In "Blue Jasmine," Jasmine (played by Cate Blanchett) moves from New York to San Francisco after her marriage ends. She is now in a financially diminished circumstance. In New York, she was a frivolous socialite who lived with her seemingly attentive rich husband (played by Alec Baldwin). But in San Francisco, she faces a reality check. She is now living with her much more appealing sister (played by Sally Hawkins) and her children in a small, funky apartment. Accustomed to high credit card limits, summer homes and posh penthouses, Jasmine reluctantly tries to develop some marketable skills.

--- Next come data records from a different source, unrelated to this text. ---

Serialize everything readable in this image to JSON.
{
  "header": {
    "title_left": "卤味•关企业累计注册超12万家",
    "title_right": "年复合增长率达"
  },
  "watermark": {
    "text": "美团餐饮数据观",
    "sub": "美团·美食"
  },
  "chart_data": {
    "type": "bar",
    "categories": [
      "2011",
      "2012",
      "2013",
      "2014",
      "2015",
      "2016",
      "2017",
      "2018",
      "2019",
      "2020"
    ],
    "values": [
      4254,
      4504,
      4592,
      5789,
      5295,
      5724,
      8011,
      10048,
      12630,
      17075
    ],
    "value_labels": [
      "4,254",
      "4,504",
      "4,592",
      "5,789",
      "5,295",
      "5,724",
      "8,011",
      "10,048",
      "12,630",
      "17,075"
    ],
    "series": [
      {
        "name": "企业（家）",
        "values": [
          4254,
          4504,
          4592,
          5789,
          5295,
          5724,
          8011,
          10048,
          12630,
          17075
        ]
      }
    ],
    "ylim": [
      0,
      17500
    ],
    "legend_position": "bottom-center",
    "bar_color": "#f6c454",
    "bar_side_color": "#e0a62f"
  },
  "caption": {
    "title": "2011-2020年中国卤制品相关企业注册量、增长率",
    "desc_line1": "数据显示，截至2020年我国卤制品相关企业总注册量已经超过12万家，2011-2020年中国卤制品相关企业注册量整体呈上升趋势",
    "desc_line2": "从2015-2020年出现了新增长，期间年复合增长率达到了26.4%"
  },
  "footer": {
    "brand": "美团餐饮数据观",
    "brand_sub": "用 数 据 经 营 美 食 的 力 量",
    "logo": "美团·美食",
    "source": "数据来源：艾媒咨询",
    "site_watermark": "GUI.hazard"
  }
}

"Blue Jasmine" has a great cast. Cate Blanchett gives the film's best performance. Jasmine is self-absorbed, and her financial crisis sends her on a downward spiral. She has a very snobby attitude toward her family and friends in San Francisco. Jasmine is an interesting character, and Blanchett nails the role. Her work earned her a well-deserved Oscar nomination. Sally Hawkins is also very good, playing Jasmine's much friendlier sister. She also earned an Academy Award nomination.

This movie has a very good screenplay. Woody Allen does an effective job using flashbacks to show Jasmine's life in New York.

"Blue Jasmine" is a very entertaining film that ranks among Woody Allen's best work of the last several years.